I
waxed lyrical about friendships on Monday. I
went mental about the Sunday Life article (Jacinta Tynan, you are not my friend) on Tuesday. It's now Wednesday and I've just remembered an encounter the other day that has made me wonder even more about us women-folk. Sorry if my unintentional Women Supporting Women Trilogy is starting to bore you. Bear with me.
I was stumbling up the steps one Wednesday morning with The Badoo under one arm, Cappers hanging off the other, carefully shepherding Maxi-Taxi and his friend The Slowest Boy in the World into their classrooms. The Professor, a full-time career woman and mum of one of Maxi-Taxi's classmates who has barely given me a glance all year, said something she probably meant as light and funny, but I considered to be condescending. She said "look at you, drowning in children! It's why I only had the one child*, so I can go to work and be a real person sometimes."
After I finished punching her in the face 57 times, I managed to point out that
actually (you arrogant bitch with the weird, flicky hairdo and boring corporate suit) I
am a Real Person with an almost-full-time job who just happens to like drowning in children as well.
She was shocked beyond belief and stammered something about good work-life balance before scuttling off to do Far More Important Things. But the satisfaction I felt at being able to
metaphorically pummel her senseless was very short lived. Why did I do that? I wondered. Why didn't I simply say that having lots of children to care for and spending as much time with them as I possibly can makes me a Very Real Person. The
Realist kind of person there is, actually. Why did I feel the need to shrug off the SAHM tag (one she clearly thought was derogatory which I absolutely do not) in order to make my point?
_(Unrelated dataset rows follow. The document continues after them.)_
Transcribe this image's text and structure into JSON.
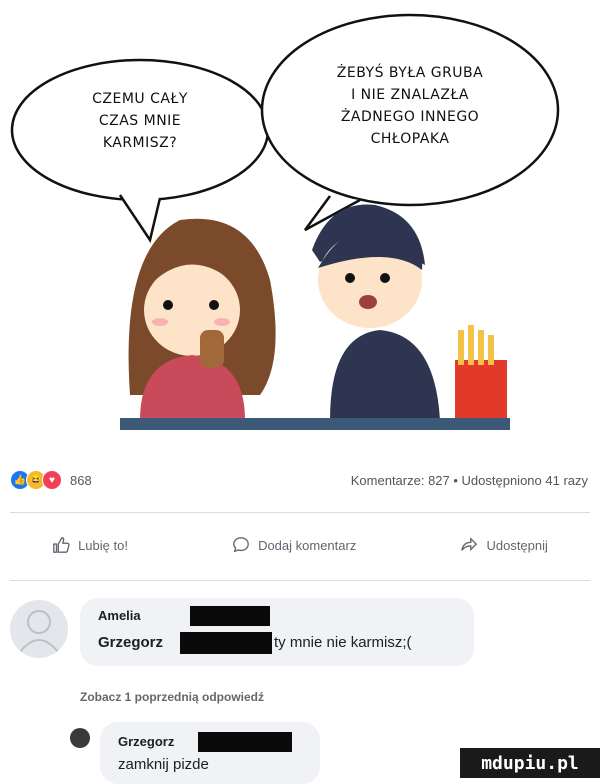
{
  "comic": {
    "girl_bubble": [
      "CZEMU CAŁY",
      "CZAS MNIE",
      "KARMISZ?"
    ],
    "boy_bubble": [
      "ŻEBYŚ BYŁA GRUBA",
      "I NIE ZNALAZŁA",
      "ŻADNEGO INNEGO",
      "CHŁOPAKA"
    ]
  },
  "post_stats": {
    "reaction_count": "868",
    "comments_shares": "Komentarze: 827 • Udostępniono 41 razy"
  },
  "actions": {
    "like": "Lubię to!",
    "comment": "Dodaj komentarz",
    "share": "Udostępnij"
  },
  "comment1": {
    "name_line1": "Amelia",
    "name_line2": "Grzegorz",
    "text": "ty mnie nie karmisz;("
  },
  "previous_replies": "Zobacz 1 poprzednią odpowiedź",
  "comment2": {
    "name": "Grzegorz",
    "text": "zamknij pizde"
  },
  "watermark": "mdupiu.pl",
  "colors": {
    "like": "#1877f2",
    "haha": "#f7b928",
    "love": "#f33e58",
    "bubble_bg": "#f0f2f5"
  }
}
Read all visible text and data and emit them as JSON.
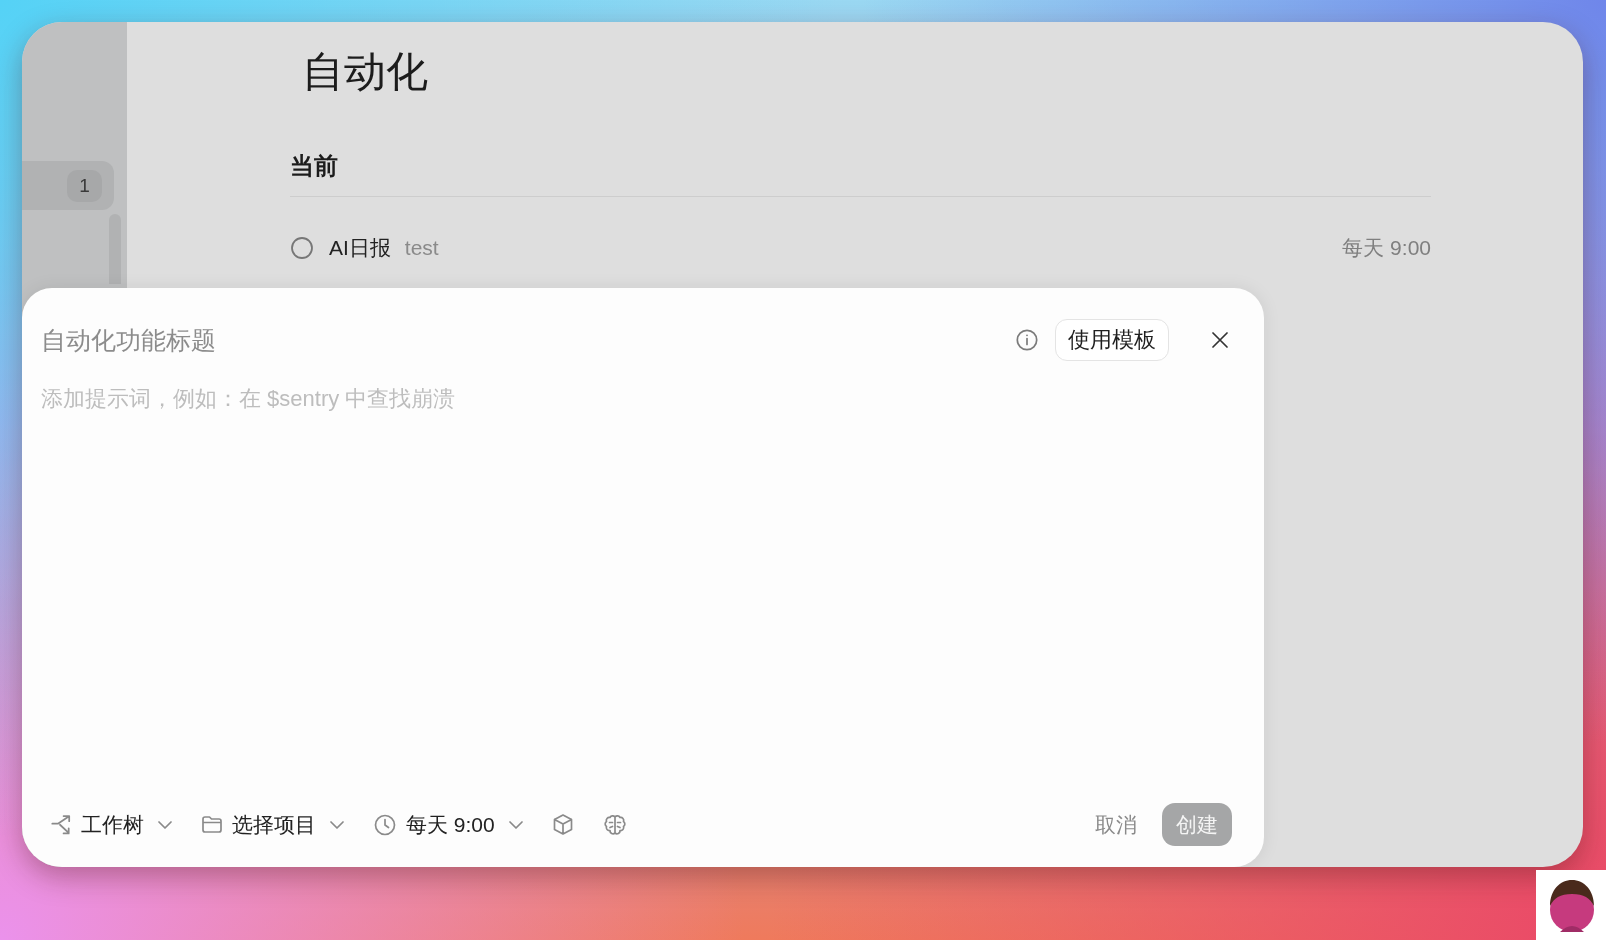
{
  "window": {
    "title": "自动化"
  },
  "sidebar": {
    "items": [
      {
        "badge": "1",
        "selected": true
      }
    ]
  },
  "current": {
    "heading": "当前",
    "items": [
      {
        "name": "AI日报",
        "description": "test",
        "schedule": "每天 9:00",
        "checked": false
      }
    ]
  },
  "dialog": {
    "title_field": {
      "placeholder": "自动化功能标题"
    },
    "template_button": "使用模板",
    "prompt_field": {
      "placeholder": "添加提示词，例如：在 $sentry 中查找崩溃"
    },
    "options": [
      {
        "label": "工作树"
      },
      {
        "label": "选择项目"
      },
      {
        "label": "每天 9:00"
      }
    ],
    "cancel_button": "取消",
    "create_button": {
      "label": "创建",
      "disabled": true
    }
  }
}
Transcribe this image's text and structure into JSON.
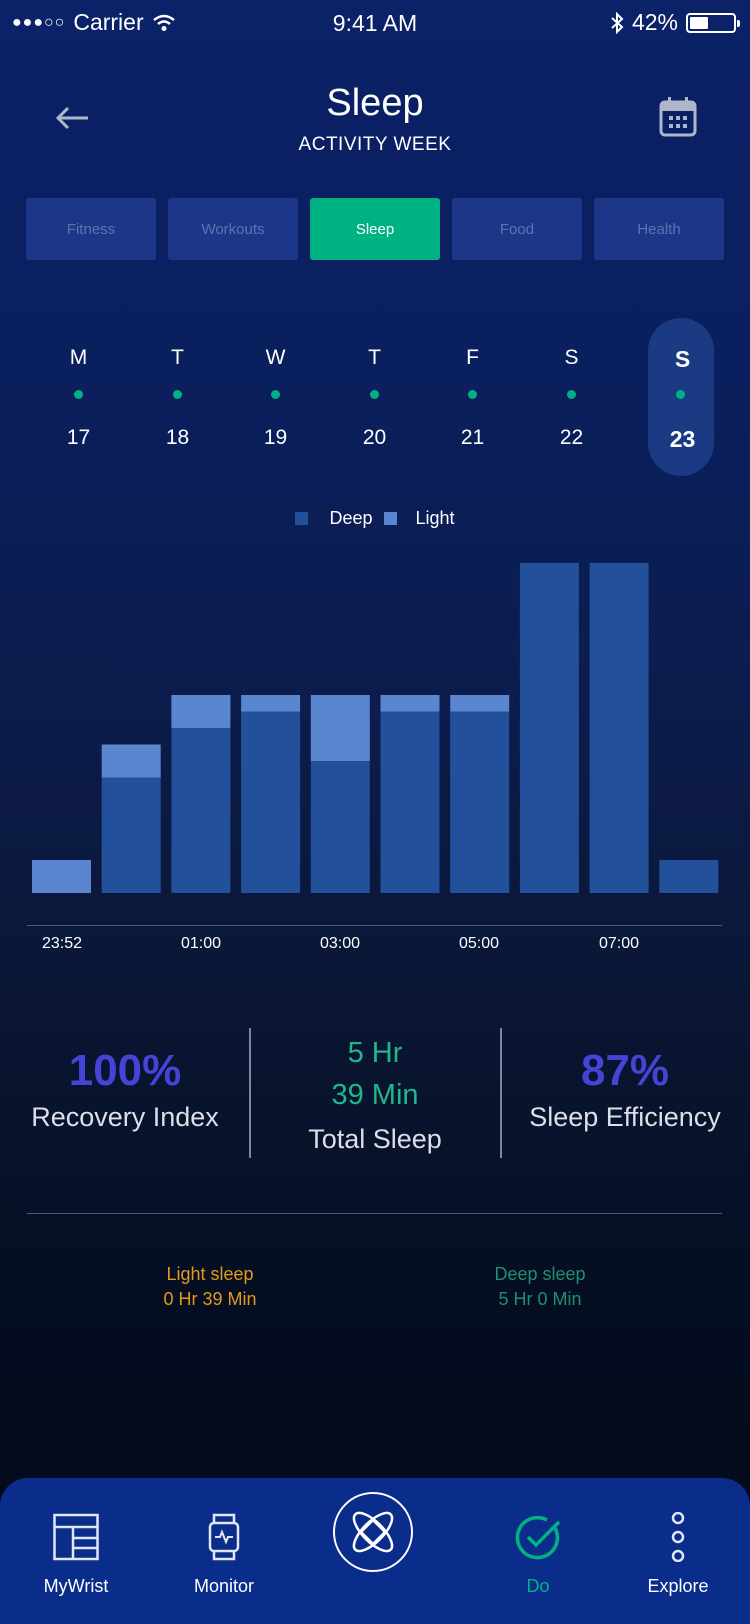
{
  "status_bar": {
    "carrier": "Carrier",
    "time": "9:41 AM",
    "battery": "42%",
    "battery_level": 0.42
  },
  "header": {
    "title": "Sleep",
    "subtitle": "ACTIVITY WEEK"
  },
  "tabs": [
    {
      "label": "Fitness",
      "active": false
    },
    {
      "label": "Workouts",
      "active": false
    },
    {
      "label": "Sleep",
      "active": true
    },
    {
      "label": "Food",
      "active": false
    },
    {
      "label": "Health",
      "active": false
    }
  ],
  "days": [
    {
      "letter": "M",
      "date": "17",
      "active": false
    },
    {
      "letter": "T",
      "date": "18",
      "active": false
    },
    {
      "letter": "W",
      "date": "19",
      "active": false
    },
    {
      "letter": "T",
      "date": "20",
      "active": false
    },
    {
      "letter": "F",
      "date": "21",
      "active": false
    },
    {
      "letter": "S",
      "date": "22",
      "active": false
    },
    {
      "letter": "S",
      "date": "23",
      "active": true
    }
  ],
  "chart_data": {
    "type": "bar",
    "stacked": true,
    "categories": [
      "1",
      "2",
      "3",
      "4",
      "5",
      "6",
      "7",
      "8",
      "9",
      "10"
    ],
    "series": [
      {
        "name": "Deep",
        "color": "#22509b",
        "values": [
          0,
          7,
          10,
          11,
          8,
          11,
          11,
          20,
          20,
          2
        ]
      },
      {
        "name": "Light",
        "color": "#5a86cf",
        "values": [
          2,
          2,
          2,
          1,
          4,
          1,
          1,
          0,
          0,
          0
        ]
      }
    ],
    "x_tick_labels": [
      "23:52",
      "01:00",
      "03:00",
      "05:00",
      "07:00"
    ],
    "ylim": [
      0,
      20
    ],
    "grid": false,
    "legend": "top-center"
  },
  "stats": {
    "recovery": {
      "value": "100%",
      "label": "Recovery Index"
    },
    "total": {
      "hours": "5 Hr",
      "minutes": "39 Min",
      "label": "Total Sleep"
    },
    "efficiency": {
      "value": "87%",
      "label": "Sleep Efficiency"
    }
  },
  "breakdown": {
    "light": {
      "label": "Light sleep",
      "value": "0 Hr 39 Min",
      "color": "#e19a1c"
    },
    "deep": {
      "label": "Deep sleep",
      "value": "5 Hr 0 Min",
      "color": "#1f8f70"
    }
  },
  "nav": [
    {
      "label": "MyWrist",
      "icon": "dashboard-icon",
      "active": false
    },
    {
      "label": "Monitor",
      "icon": "watch-icon",
      "active": false
    },
    {
      "label": "Do",
      "icon": "check-circle-icon",
      "active": true
    },
    {
      "label": "Explore",
      "icon": "more-vertical-icon",
      "active": false
    }
  ],
  "colors": {
    "accent_green": "#00b282",
    "accent_purple": "#4444d6",
    "nav_bg": "#0a2d8c"
  }
}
I'm a bit of a SAHM in Working Mum disguise, I am. I'm not sure how this comes about, but thanks to my trusty Blackberry, I do try to manage my workload and hours so that I'm able to do a couple of drop offs and pick ups a week, a couple of canteen duties a term and a reading mum session every month. WMG also pushed me to put my hand up to be the Class Mum for Maxi-Taxi's class (apparently the very first Working Mum to take on the job). In addition, I dress super-casual for a city girl so they're probably all thinking "she couldn't possibly go to work in
that outfit." But I think my biggest disguise is that I like hanging out with any kind of mum who'll have me and for a lot of Working Mums like The Professor, that just doesn't seem to be the case.
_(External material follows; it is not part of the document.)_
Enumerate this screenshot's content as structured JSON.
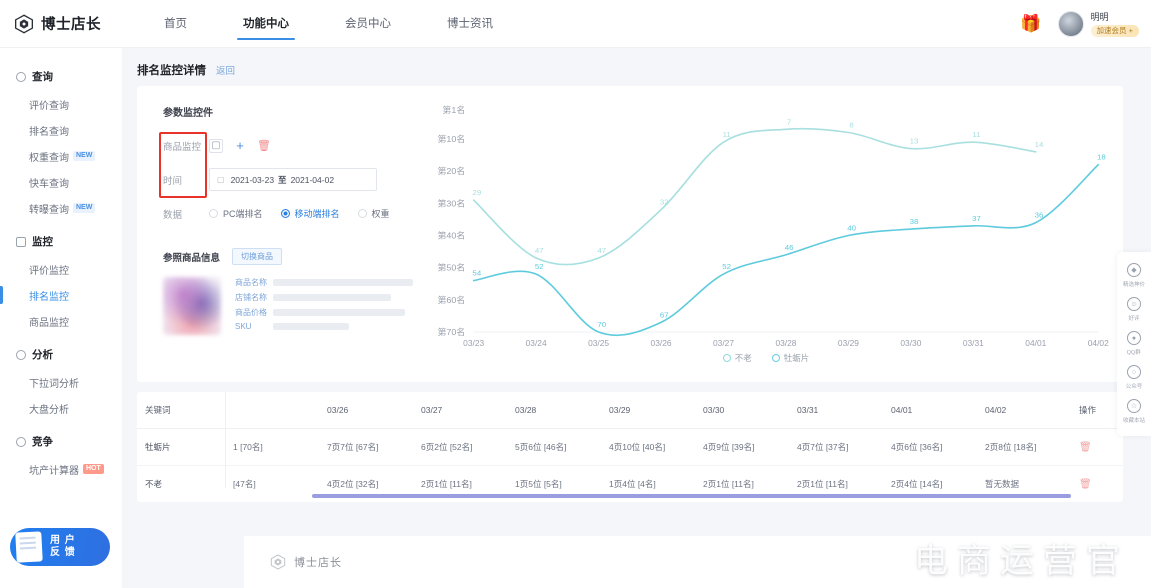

Now that I'm a Real Person with a job and all, The Professor is suddenly my new bestie**.
But the point is, I've infiltrated the SAHM camp, and I happen to know that they're a bit prejudice towards the Working Mum camp as well. They really are. I always feel just a little bit more WMG after a coffee with my SAHM lovelies. The never overtly spoken*** but
implied judgement is that I'm not
really raising my children or
there for my children because I
go out to work most days. A Real Mother stays home with the children. A Real Mother does the hard slog day in day out. A Real Mother. Ouch.
So I'm a bit torn between being a Real Person and being a Real Mother.
Truly I am. And I'm left asking: what is with the divide between "Stay at Home Mums" and "Working Mums"? I hate it. I don't feel it. I don't judge. I just think "whatever works for your family, whatever works for you" and I get on with bragging about the kids and bitching about the housework. What a wonderful world of mumming we'd cut ourselves off from if we only hung out with 'our kind'. It takes all kinds of women to be role models for our children and I hope I'm providing them with the right kind of balance. Not the "work and home" balance - but balance between knowing SAHMs and knowing WMs. You know, the important balance.
Have you noticed what I'm noticing? Do you think I'm being naive to think we should all be one happy family? How does it work for you?
* We will return to the Professor's 'one child' theory at a later date.
** Don't worry, I'm snubbing her nicely.
*** Oh, all right then, so ocassionally they just come right out and say it.